Ciclo A, 3º domingo de Cuaresma
Mario Yépez, C.M.
Puede que haya alguien que dé su vida por personas buenas o justas, pero ¿darla
por quienes en nuestra manera de pensar podríamos llamar “no valen nada”? Pablo
refiere el sacrificio redentor de Cristo como expresión sublime de un amor tan
grande que no lo merecemos, pero que lo hemos recibido de parte de Dios nuestro
Padre. Sumidos en la ignorancia de no reconocer al Dios del amor, caminamos
sedientos de Dios, buscando alternativas para entender mejor nuestra fe. El diálogo
con la mujer samaritana es uno de los grandes discursos de Jesús en el evangelio
de Juan.

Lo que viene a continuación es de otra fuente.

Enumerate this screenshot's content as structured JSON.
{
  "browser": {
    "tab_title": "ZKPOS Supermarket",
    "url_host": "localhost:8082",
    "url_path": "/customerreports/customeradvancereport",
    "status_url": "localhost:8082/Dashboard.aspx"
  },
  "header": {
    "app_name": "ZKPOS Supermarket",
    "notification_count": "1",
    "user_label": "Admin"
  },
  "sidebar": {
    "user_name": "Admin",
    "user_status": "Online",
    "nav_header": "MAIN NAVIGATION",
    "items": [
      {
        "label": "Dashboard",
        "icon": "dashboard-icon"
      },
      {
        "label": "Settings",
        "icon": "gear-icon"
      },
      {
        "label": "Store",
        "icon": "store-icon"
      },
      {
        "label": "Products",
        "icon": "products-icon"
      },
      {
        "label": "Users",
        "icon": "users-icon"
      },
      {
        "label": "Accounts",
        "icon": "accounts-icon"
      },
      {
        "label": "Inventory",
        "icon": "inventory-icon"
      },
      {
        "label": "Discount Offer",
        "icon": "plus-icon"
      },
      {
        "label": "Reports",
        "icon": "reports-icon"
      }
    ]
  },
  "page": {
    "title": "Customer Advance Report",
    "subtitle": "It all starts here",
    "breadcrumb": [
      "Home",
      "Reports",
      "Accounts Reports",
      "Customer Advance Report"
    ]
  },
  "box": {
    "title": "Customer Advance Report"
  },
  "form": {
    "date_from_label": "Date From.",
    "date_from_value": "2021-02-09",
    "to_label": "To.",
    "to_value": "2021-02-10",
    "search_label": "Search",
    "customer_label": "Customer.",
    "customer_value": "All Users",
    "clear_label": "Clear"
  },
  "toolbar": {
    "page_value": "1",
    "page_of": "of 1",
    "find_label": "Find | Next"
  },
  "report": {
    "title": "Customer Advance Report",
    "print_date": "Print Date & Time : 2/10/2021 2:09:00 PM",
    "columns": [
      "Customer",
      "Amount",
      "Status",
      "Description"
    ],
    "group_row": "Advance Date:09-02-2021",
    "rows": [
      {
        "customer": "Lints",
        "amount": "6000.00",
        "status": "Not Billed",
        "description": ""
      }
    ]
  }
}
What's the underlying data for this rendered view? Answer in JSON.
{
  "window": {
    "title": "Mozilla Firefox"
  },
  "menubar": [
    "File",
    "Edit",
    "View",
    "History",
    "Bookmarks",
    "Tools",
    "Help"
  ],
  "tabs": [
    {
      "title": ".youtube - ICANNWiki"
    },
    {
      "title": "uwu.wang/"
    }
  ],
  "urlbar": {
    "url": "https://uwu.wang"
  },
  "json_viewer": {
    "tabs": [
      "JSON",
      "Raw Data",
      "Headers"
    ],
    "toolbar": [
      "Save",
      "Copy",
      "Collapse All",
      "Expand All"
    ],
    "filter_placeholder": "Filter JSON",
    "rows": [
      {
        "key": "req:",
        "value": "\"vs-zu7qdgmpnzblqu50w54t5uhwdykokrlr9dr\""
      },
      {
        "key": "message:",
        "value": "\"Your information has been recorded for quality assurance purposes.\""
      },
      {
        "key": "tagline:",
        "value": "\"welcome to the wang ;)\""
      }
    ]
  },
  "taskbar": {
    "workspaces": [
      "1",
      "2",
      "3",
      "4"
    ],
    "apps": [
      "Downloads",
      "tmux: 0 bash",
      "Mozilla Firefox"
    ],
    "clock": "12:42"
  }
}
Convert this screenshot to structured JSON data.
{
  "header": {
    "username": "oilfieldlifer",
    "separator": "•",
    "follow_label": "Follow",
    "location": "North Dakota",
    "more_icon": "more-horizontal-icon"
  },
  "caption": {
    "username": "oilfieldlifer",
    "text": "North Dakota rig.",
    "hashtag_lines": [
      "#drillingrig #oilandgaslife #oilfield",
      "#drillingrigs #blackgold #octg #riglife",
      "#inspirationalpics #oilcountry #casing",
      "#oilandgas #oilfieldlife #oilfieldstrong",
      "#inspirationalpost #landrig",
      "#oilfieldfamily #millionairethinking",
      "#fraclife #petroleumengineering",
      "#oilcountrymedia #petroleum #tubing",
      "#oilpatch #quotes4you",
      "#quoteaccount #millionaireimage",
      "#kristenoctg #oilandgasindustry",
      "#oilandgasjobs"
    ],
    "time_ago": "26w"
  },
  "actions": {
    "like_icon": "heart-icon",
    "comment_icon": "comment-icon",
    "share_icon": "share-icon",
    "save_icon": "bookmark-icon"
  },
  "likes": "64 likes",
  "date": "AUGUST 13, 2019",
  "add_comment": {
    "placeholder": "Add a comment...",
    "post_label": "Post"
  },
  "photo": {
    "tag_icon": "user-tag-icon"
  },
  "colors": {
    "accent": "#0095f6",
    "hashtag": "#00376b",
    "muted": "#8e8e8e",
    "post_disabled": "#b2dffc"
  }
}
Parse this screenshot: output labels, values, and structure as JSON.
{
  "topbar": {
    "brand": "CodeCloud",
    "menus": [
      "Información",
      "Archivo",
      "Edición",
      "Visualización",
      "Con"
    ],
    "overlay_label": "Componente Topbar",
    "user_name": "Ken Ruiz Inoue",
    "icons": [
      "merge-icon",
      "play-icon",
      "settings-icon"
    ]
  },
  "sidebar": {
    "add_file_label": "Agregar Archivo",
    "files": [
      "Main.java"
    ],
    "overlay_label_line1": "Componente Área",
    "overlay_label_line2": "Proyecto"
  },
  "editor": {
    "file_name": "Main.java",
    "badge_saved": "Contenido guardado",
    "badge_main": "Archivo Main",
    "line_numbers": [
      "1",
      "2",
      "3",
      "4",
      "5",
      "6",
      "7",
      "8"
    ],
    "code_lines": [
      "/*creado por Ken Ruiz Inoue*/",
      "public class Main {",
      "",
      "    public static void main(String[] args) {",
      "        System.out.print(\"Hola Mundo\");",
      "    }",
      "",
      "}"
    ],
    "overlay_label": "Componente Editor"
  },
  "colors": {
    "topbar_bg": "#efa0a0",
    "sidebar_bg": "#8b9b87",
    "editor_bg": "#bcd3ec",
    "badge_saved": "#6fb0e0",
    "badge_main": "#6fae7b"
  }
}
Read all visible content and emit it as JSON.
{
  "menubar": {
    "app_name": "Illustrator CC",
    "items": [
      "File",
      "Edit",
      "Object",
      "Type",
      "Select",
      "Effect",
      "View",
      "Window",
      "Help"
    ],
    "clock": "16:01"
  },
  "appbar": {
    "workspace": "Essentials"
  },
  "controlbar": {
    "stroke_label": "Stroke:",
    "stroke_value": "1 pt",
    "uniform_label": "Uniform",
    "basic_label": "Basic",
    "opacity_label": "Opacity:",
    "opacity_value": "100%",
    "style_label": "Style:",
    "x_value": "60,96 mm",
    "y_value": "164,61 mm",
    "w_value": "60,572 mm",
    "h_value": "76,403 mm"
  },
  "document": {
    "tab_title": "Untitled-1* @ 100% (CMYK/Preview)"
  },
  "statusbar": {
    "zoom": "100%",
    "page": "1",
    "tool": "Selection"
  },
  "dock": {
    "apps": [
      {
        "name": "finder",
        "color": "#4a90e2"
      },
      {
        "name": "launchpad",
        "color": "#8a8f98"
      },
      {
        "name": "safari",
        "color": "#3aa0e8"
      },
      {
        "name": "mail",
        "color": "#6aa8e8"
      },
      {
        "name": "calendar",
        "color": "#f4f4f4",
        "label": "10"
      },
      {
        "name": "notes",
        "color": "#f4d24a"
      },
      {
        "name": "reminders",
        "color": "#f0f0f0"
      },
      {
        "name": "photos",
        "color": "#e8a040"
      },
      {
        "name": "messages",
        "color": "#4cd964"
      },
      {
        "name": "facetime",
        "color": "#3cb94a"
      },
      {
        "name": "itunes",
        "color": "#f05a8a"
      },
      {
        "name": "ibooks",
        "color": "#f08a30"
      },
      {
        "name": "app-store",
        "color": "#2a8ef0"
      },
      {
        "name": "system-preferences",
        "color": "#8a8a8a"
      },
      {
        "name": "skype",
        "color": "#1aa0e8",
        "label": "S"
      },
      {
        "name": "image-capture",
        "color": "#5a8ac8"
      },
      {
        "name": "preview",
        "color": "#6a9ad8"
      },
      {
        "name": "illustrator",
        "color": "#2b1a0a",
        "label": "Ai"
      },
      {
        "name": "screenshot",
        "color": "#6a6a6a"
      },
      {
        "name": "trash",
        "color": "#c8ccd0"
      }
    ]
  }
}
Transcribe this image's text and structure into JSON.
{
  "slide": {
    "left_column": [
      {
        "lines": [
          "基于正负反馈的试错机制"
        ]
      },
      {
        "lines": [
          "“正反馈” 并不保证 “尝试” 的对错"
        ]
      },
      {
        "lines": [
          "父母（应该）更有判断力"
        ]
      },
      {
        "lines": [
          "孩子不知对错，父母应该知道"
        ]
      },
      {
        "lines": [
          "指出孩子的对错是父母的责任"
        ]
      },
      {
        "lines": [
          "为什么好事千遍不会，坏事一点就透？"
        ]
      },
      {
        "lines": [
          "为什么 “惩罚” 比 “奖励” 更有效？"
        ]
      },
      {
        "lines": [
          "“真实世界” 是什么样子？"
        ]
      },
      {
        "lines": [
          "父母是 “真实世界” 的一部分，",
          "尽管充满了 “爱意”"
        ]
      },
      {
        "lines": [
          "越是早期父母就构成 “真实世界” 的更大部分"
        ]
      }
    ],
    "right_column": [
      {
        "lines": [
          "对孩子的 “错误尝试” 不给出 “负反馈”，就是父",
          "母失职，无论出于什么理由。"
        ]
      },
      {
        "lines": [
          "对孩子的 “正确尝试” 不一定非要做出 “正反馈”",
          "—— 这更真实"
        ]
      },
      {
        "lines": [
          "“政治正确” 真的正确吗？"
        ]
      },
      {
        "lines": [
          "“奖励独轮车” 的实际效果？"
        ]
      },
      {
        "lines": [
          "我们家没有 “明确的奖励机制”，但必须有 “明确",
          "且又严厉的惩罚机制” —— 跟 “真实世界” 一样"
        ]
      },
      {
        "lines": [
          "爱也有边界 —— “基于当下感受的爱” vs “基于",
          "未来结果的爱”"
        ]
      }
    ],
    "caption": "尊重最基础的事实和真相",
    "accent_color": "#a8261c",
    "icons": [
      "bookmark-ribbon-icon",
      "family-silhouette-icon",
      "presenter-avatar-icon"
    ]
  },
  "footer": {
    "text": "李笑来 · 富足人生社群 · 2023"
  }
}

Es importante reconocer en este relato la personificación de la mujer
samaritana en su pueblo que teniendo una historia bastante especial acogió de
buena manera el evangelio, abriéndose así paso a la fe cristiana en medio de su
turbulenta manera de entender a Dios. El don de la fe se ve simbolizado en el agua
y no puede ser negado a nadie que los busque con insistencia. La fuente es Cristo,
de donde bebe nuestra alma sedienta de Dios. Por ello, ¿qué importaría más: el
lugar donde se adora o la disposición del adorador? La respuesta a la vocación
cristiana es asumir una religión que sobrepasa lugares, pueblos, normativas; todo
se resumiría en el encuentro y en el cambio. Aquella mujer se encontró con Jesús,
el Mesías; y de pronto ya no quiso seguir con la misma rutina de no hacer nada por
ella misma ni por su pueblo (dejar el cántaro) y entonces cambió. La vida pasada
ya no tiene cabida aquí, solo importa la decisión hacia adelante. Por eso, debemos
alejarnos de las murmuraciones que ofenden a Dios y al prójimo. Israel pecó de
falta de confianza, sentían sed, pero no buscaban a la fuente, sino satisfacer la sed
natural. Aquel Dios que los había sacado de Egipto con manifestación poderosa,
¿los iba a dejar morir en el desierto? La misma duda se convertía en su gran
acusación: falta de fe. Busquemos el agua que da vida.